What is Automatic Speech Recognition

Automatic Speech Recognition (ASR) are technologies that process human speech and convert it into text. After first appearing as early as 1952 with Bell Labs’ Audrey system, which could only comprehend digits, ASR has now become part of our everyday lives with the likes of voice search, virtual assistants, live captioning, and clinical note-taking.

There are two main approaches to ASR. In the traditional hybrid approach, ASR systems comprise separately trained acoustic, pronunciation, and language model components. Conversely, in the end-to-end approach, the system can learn the acoustic, language, and pronunciation information contained in speech and then directly maps a sequence of input acoustic features into a sequence of words.

Over recent years the pace of ASR development has been rapid. In January 2021, Facebook AI produced a new large-scale open-source dataset, Multilingual LibriSpeech (MLS), expanding on LibriSpeech with seven new languages in addition to English. Facebook AI hoped this would promote “open and collaborative research in multilingual ASR and improve speech recognition systems in more languages”. 

Subsequently, OpenAI released its open-source ASR system, Whisper, in September 2022. The system is capable of speech recognition, multilingual transcription for 99 languages, and into-English translation from several languages.

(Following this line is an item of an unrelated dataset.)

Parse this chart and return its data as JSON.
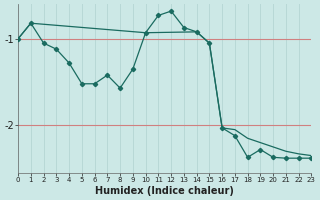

Training this system prioritized diversity and scale over perfect quality. OpenAI claimed it is approaching “human-level robustness and accuracy” for English speech recognition. Whisper presented an average of 55% less errors outperforming other models when confronted with a variety of speakers, accents, technical terms, and background noise (OpenAI research paper). André Bastié, CEO of Happy Scribe, described Whisper as being “a big change of paradigm in the AI sphere. First, it is showing that having a lot of data makes a difference. Second, it is the multilingual aspect that is impressive.”

Only one month later, Google announced its 1,000 Languages Initiative to develop an AI model supporting the world’s 1,000 most widely spoken languages. This included the development of the Universal Speech Model (USM). It can perform ASR in over 100 languages, including under-resourced languages, and achieved a lower word error rate compared to other public pipelines, like Whisper.

Current Challenges

According to Giuseppe Daniele Falavigna, Senior Researcher at Fondazione Bruno Kessler (FBK), and Marco Turchi, Head of the Machine Translation group at FBK, ASR has experienced a revolution since the emergence of deep neural networks. However, there are still issues with homophones, code-switching, speed variability, volume, tone, and background noise, etc.

One of the biggest challenges for ASR and speech translation (ST) is handling unknown personal names in unfamiliar languages since models trained on English audio try to make every sound match English words. The accuracy rate of transcription and translation for personal names lies at around 40%.

One solution is to incorporate audio from another language into the training data which improved results by an average of 48%. Another solution is including referent names: the more often a name appeared, the higher the likelihood that the system could correctly transcribe it.

André Bastié explained two problems on SlatorPod. The first is, “how do you build a model that is aware of the current news?” and they are trying to provide “an AI that is aware of the latest jargon”. When a major world event occurs, current models cannot cope and users have to carefully proofread the output since the terms and concepts are new and unknown. E.g., COVID. The second challenge is bias. As Bastié explains, “these models are still quite biased towards men and towards not understanding minority accents”.

ASR Applications in Translation, Post-Editing, and Subtitling

ASR technologies could be a useful tool to enhance performance in several services offered by the language industry. Translators, subtitlers, post-editors, and project managers who specialize in workflows with ASR and MT could find themselves in high demand. Additionally, ASR could make the translation industry accessible for blind and visually impaired individuals.

ASR was found to increase typing speed from 40 to 150 words per minute, which could accelerate multiple aspects of the industry, including translation and post-editing. Using ASR for post-editing proved more ergonomic. Voice input could redeem post-editing as it adds another dimension, making it more interesting. Translators can combine or swap between input modes depending on task difficulty and the changing conditions of human-computer interaction.

ASR is particularly useful for translators for remedying literalness issues incurred by using computer-assisted translation (CAT) tools and MT. It was also seen to be useful for web searches, drafting emails, and alleviating ailments, like repetitive strain injury, eye strain, and back pain. ASR systems have already been integrated into some commercially available CAT tools. E.g., memoQ with Apple’s speech recognition service and Matecat with Google Voice. The caveat is that professionals must have translation experience before incorporating ASR and ASR-generated translations must be checked closely.

New developments in ASR and MT have improved the efficiency of the subtitling process, which for two decades, involved two stages: transcription and translation. ASR or MT engines trained on subtitling data also produce better-quality subtitles.

Proof of the commercial impact of ASR in multilingual subtitling is Super Agency — and number one in Slator’s 2023 Language Service Provider IndexTransPerfect’s deployment of AppTek’s ASR technology to speed up their subtitling workflows.